Helium Ballon or Airship

 

Because of its low density, helium is the gas of choice

to fill airships such as the Holden Airship

 

 

Applications

 

Helium is used for many purposes that require some of its unique properties, such as its low boiling point, low density, low solubility, high thermal conductivity, or inertness. Pressurized helium is commercially available in large quantities.

 

  • Because it is lighter than air, airships and balloons are inflated with helium for lift. In airships, helium is preferred over hydrogen because it is not flammable and has 92.64% of the lifting power of the alternative hydrogen.

  • For its low solubility in water, the major part of human blood, air mixtures of helium with oxygen and nitrogen (Trimix), with oxygen only (Heliox), with common air (heliair), and with hydrogen and oxygen (hydreliox), are used in deep-sea breathing systems to reduce the high-pressure risk of nitrogen narcosis, decompression sickness, and oxygen toxicity.

  • At extremely low temperatures, liquid helium is used to cool certain metals to produce superconductivity, such as in superconducting magnets used in magnetic resonance imaging. Helium at low temperatures is also used in cryogenics.

  • For its inertness and high thermal conductivity, helium is used as a coolant in some nuclear reactors, such as pebble-bed reactors, and in arc welding air-sensitive metals.

  • Because it is inert, helium is used as a protective gas in growing silicon and germanium crystals, in titanium and zirconium production, in gas chromatography, and as an atmosphere for protecting historical documents. This property also makes it useful in supersonic wind tunnels.

  • In rocketry, helium is used as an ullage medium to displace fuel and oxidizers in storage tanks and to condense hydrogen and oxygen to make rocket fuel. It is also used to purge fuel and oxidizer from ground support equipment prior to launch and to pre-cool liquid hydrogen in space vehicles. For example, the Saturn V booster used in the Apollo program needed about 13 million cubic feet (370,000 m) of helium to launch.

  • The gain medium of the helium-non laser is a mixture of helium and neon.

  • Because it diffuses through solids at a rate three times that of air, helium is used to detect leaks in high-vacuum equipment and high-pressure containers.

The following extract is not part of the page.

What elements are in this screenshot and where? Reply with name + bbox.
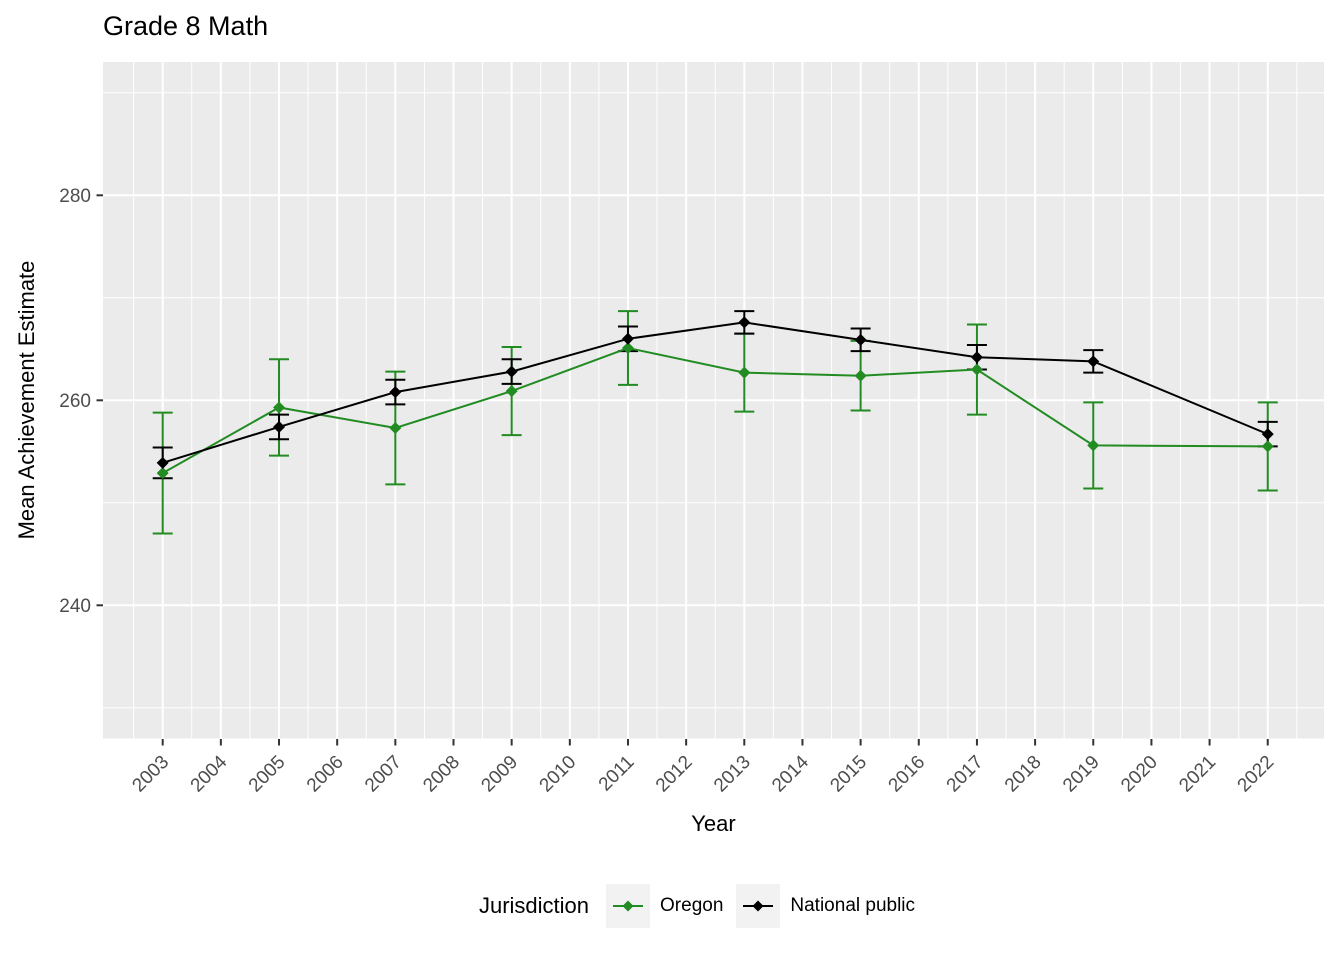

  • Because of its extremely low index of refraction, the use of helium reduces the distorting effects of temperature variations in the space between lenses in some telescopes.

  • The age of rocks and minerals that contain uranium and thorium, radioactive elements that emit helium nuclei called alpha particles, can be discovered by measuring the level of helium with a process known as helium dating.

  • Because helium alone is less dense than atmospheric air, it will change the timbre (not pitch ) of a person's voice when inhaled. However, inhaling it from a typical commercial source, such as that used to fill balloons, can be dangerous due to the number of contaminants that may be present. These could include trace amount of other gases, in addition to aerosolized lubricating oil.

  • The high thermal conductivity and sound velocity of helium is also desirable in thermoacoustic refrigeration. The inertness of helium adds to the environmental advantage of this technology over conventional refrigeration systems which may contribute to ozone depleting and global warming effects.